Deloria shared that prior to his work at the University, he taught at the University of Colorado in the same department as his father, where they shared an office. For several generations, the Deloria family acted as cross-cultural mediators among the Native Americans in the area, and his father authored more than thirty books about Native American policy.

Deloria said he aimed to translate the vast activist work of his father into a different academic form.

“I realize as I went back how much my own work rips off of what is in (my father’s books),” Deloria said.

Hass, whose father was an environmental activist, said his beliefs stemmed from a correlation between the limitations of language and a struggle to find an ethical order in the world of the Catholic Church.

“What I learned from (my father) was that there is enormous value in thinking not just about the social good that you want to get in the end, but thinking about the problem of language and how it will get you there.”

Cotera said her parents were politically active on issues relating specifically to police brutality, segregation and educational equity. Her mother worked to mobilize women and focused on the idea of intersectionality — a feminist theory on interactions in relationships — as one of the most important legacies of the feminist movement in establishing female intellectual pride.

“People use the term ‘intersectionality’ to try and describe the intersecting nature of oppression,” Cotera said. “Now we talk about Chicano feminism in a scholarly route … these theories were developed out of a praxis of trying to organize women who didn’t have an education.”

Similarly, activism played a large role in the live of Countryman, whose grandfather was one of the first African American educators in a public high school and his father was a self-taught lawyer.

“There is a deep sense that the way you made a revolution was the way you lived it,” Countryman said. “A sense of purpose, the link between family and social justice were things that I very much continue to inherit and to think about and to feel as part of a sense of identity. It is who I am, it is the legacy of how I became who I am, and it is also completely fraught.”
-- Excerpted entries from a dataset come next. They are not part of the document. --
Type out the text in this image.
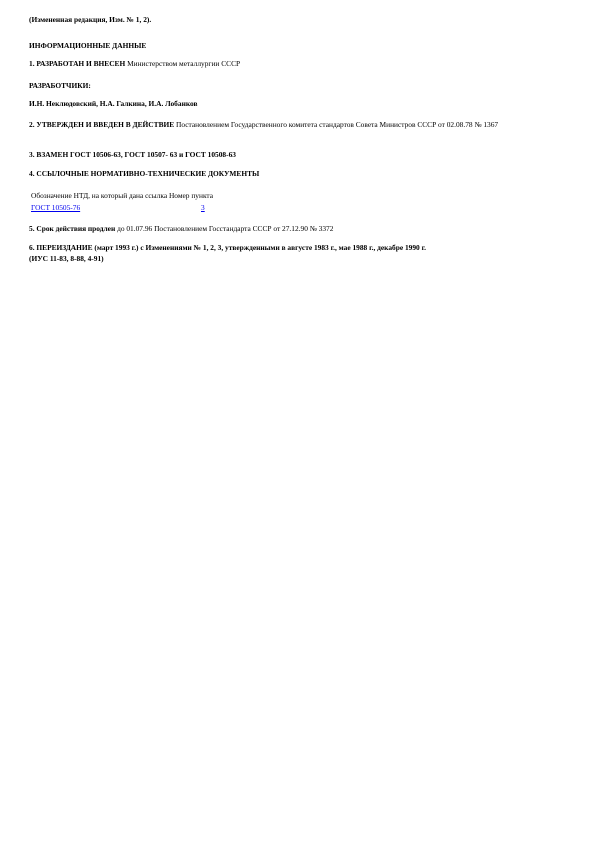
(Измененная редакция, Изм. № 1, 2).
ИНФОРМАЦИОННЫЕ ДАННЫЕ
1. РАЗРАБОТАН И ВНЕСЕН Министерством металлургии СССР
РАЗРАБОТЧИКИ:
И.Н. Неклюдовский, Н.А. Галкина, И.А. Лобанков
2. УТВЕРЖДЕН И ВВЕДЕН В ДЕЙСТВИЕ Постановлением Государственного комитета стандартов Совета Министров СССР от 02.08.78 № 1367
3. ВЗАМЕН ГОСТ 10506-63, ГОСТ 10507- 63 и ГОСТ 10508-63
4. ССЫЛОЧНЫЕ НОРМАТИВНО-ТЕХНИЧЕСКИЕ ДОКУМЕНТЫ
Обозначение НТД, на который дана ссылка Номер пункта
ГОСТ 10505-76	3
5. Срок действия продлен до 01.07.96 Постановлением Госстандарта СССР от 27.12.90 № 3372
6. ПЕРЕИЗДАНИЕ (март 1993 г.) с Изменениями № 1, 2, 3, утвержденными в августе 1983 г., мае 1988 г., декабре 1990 г.
(ИУС 11-83, 8-88, 4-91)
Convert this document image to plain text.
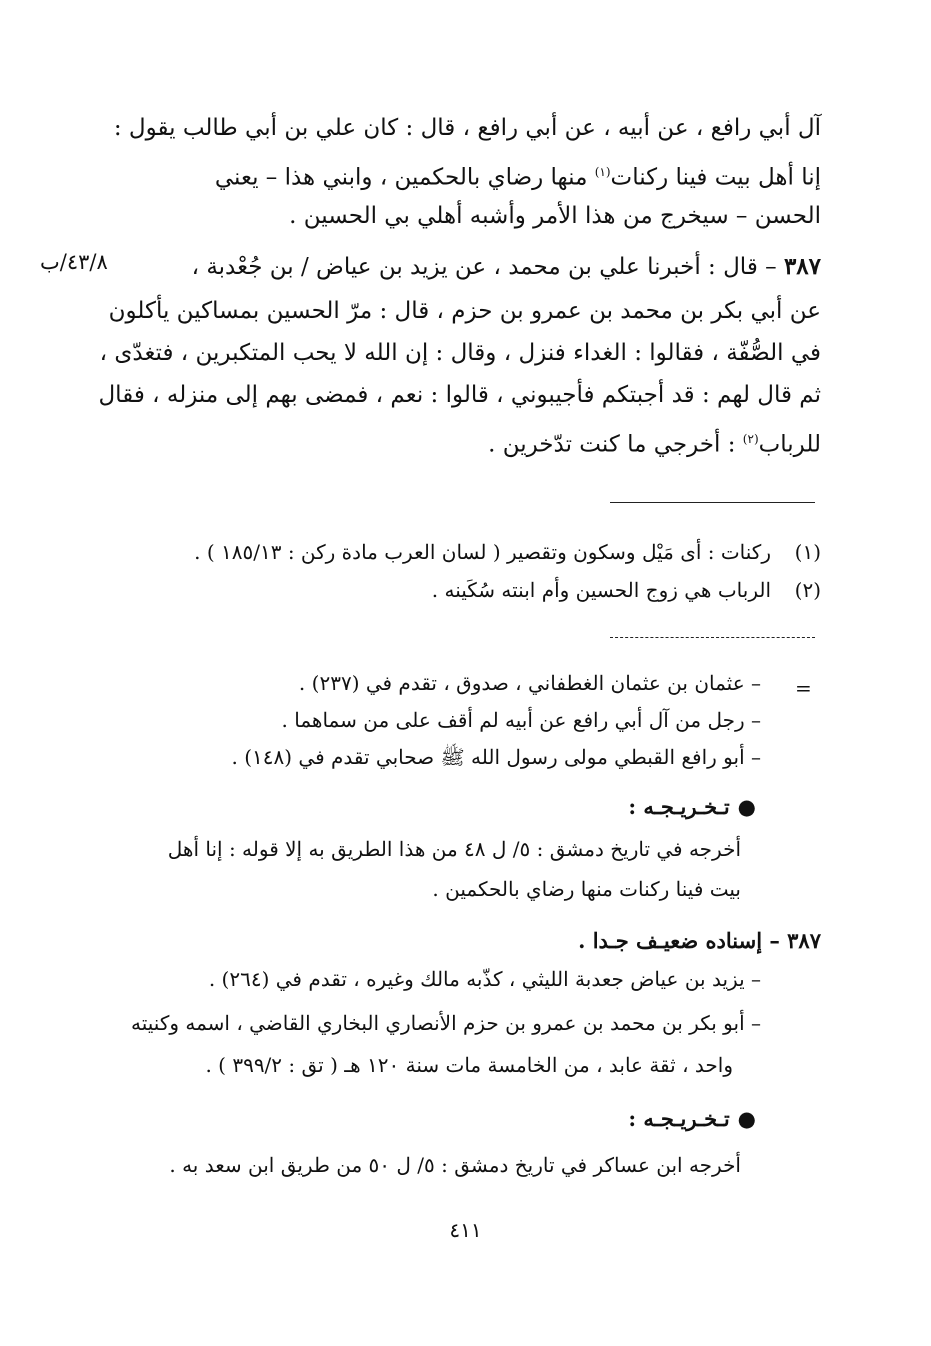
٤٣/٨/ب
آل أبي رافع ، عن أبيه ، عن أبي رافع ، قال : كان علي بن أبي طالب يقول :
إنا أهل بيت فينا ركنات$^{(١)}$ منها رضاي بالحكمين ، وابني هذا – يعني
الحسن – سيخرج من هذا الأمر وأشبه أهلي بي الحسين .
٣٨٧ – قال : أخبرنا علي بن محمد ، عن يزيد بن عياض / بن جُعْدبة ،
عن أبي بكر بن محمد بن عمرو بن حزم ، قال : مرّ الحسين بمساكين يأكلون
في الصُّفّة ، فقالوا : الغداء فنزل ، وقال : إن الله لا يحب المتكبرين ، فتغدّى ،
ثم قال لهم : قد أجبتكم فأجيبوني ، قالوا : نعم ، فمضى بهم إلى منزله ، فقال
للرباب$^{(٢)}$ : أخرجي ما كنت تدّخرين .
(١)ركنات : أى مَيْل وسكون وتقصير ( لسان العرب مادة ركن : ١٨٥/١٣ ) .
(٢)الرباب هي زوج الحسين وأم ابنته سُكَينه .
=
– عثمان بن عثمان الغطفاني ، صدوق ، تقدم في (٢٣٧) .
– رجل من آل أبي رافع عن أبيه لم أقف على من سماهما .
– أبو رافع القبطي مولى رسول الله ﷺ صحابي تقدم في (١٤٨) .
●تـخـريـجـه :
أخرجه في تاريخ دمشق : ٥/ ل ٤٨ من هذا الطريق به إلا قوله : إنا أهل
بيت فينا ركنات منها رضاي بالحكمين .
٣٨٧ – إسناده ضعيـف جـدا .
– يزيد بن عياض جعدبة الليثي ، كذّبه مالك وغيره ، تقدم في (٢٦٤) .
– أبو بكر بن محمد بن عمرو بن حزم الأنصاري البخاري القاضي ، اسمه وكنيته
واحد ، ثقة عابد ، من الخامسة مات سنة ١٢٠ هـ ( تق : ٣٩٩/٢ ) .
●تـخـريـجـه :
أخرجه ابن عساكر في تاريخ دمشق : ٥/ ل ٥٠ من طريق ابن سعد به .
٤١١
Countryman said with the vast technology resources of the 21st century, its easy for anyone to start a social movement almost instantaneously.

“Technological transformations are all of a moment,” Countryman said. “It’s got extraordinary possibilities, but it’s also got its own limitations. The fact that I can push a button on my keypad and do all this stuff is both empowering and complicated. We are all doing the best we can with the kind of conditions we are in. I think social media is very exciting, but it’s the conditions, the technological conditions, the economic conditions that we all have to navigate to shape the experience we live in.

Cotera urged that students remain politically active in taking a stand on their believes, may that be through utilizing social media or other forms.

“Nothing will change without youth stepping out,” Cotera said. “The thing that makes the difference is not what faculty do,” Cotera said, “It’s what the students do.”